Caravita and Andrea Mazziotti, former president of the constitutional affairs commission, at the time in + Europe and subsequently passed on to the action of carlo Calenda.

Mazziotti himself reports it to Ansa and hopes that the consultation will reject the current "archaic and illiberal" rule. 



The court of Rome raises the question of legitimacy, for violation of the Constitution and the European Convention on Human Rights, of the article of the Rosatellum bis in the part in which it requires the collection of 1,500 signatures for candidates in multi-member colleges, or half in the case of early elections, and limits the exemption from the burden of collecting subscriptions to parties constituted as a parliamentary group in both chambers from the beginning of the legislature.



In the ordinance - which compares the Italian system to those of various foreign countries such as France, where no signatures are required, or Germany, where the number is much lower - it is stated that, although the requirement to collect signatures is legitimate in itself, "the concrete methods of relative fulfillment, the times and uncertainties generated by a more than ten-year completely impromptu derogation practice, on the whole, provoke a surreptitious elision of the exercise of the right to passive electorate rather than ensuring its reasonably coherent discipline ".

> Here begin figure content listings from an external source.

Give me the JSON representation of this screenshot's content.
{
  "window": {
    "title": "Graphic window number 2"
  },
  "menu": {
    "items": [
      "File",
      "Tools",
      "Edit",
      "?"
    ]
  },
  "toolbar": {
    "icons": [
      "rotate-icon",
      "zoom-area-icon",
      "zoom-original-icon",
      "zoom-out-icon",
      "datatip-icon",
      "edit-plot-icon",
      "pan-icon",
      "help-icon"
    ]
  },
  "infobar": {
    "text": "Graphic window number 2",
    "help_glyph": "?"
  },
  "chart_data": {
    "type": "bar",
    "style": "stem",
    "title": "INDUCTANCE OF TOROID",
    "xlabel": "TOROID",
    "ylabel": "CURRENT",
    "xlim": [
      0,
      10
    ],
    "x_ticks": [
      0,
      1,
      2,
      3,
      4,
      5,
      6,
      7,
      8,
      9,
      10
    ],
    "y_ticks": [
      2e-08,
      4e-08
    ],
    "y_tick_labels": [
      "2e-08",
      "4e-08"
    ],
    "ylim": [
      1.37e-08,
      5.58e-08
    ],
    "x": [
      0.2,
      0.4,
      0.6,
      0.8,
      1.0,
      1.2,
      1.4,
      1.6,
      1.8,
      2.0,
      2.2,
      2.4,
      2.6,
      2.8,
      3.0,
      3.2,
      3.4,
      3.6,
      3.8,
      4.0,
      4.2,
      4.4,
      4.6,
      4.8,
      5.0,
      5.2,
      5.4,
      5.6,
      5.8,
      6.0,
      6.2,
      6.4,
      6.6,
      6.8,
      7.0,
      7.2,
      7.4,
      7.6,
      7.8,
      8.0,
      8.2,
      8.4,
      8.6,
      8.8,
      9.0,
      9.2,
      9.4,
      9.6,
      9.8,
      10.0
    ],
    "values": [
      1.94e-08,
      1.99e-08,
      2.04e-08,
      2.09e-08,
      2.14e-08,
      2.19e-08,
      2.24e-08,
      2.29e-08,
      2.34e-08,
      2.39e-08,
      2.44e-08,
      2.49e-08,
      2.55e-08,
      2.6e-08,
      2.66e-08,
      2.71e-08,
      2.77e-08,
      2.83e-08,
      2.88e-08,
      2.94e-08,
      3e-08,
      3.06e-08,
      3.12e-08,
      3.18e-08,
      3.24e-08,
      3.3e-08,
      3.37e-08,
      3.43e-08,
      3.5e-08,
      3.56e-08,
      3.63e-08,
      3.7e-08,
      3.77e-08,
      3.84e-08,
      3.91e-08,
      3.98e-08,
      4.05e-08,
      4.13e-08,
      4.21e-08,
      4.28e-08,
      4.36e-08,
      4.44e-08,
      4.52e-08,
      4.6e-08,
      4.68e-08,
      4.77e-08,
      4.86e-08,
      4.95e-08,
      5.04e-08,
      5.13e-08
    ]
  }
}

The judge justifies the remission by arguing that the long practice of exceptions to the requirements relating to signatures, also applied in 2017 with a reduction of total signatures to 1/4 of what is currently expected, demonstrates that the awareness of the vexatious and concrete impracticability for a wide audience of political formations "of the discipline of access to candidacies.



"It is a great success, a turning point that will bring Italy back to legal civilization, bringing it closer to other Western countries, where the rules on participation in elections are much less restrictive", commented Andrea Mazziotti, commenting on the decision.



"Now we are confident - he adds - that the consultation will put an end to an archaic, illiberal, Byzantine and self-referential system, which the parties have cooked together from legislature to legislature with the aim of reducing participation in elections as much as possible".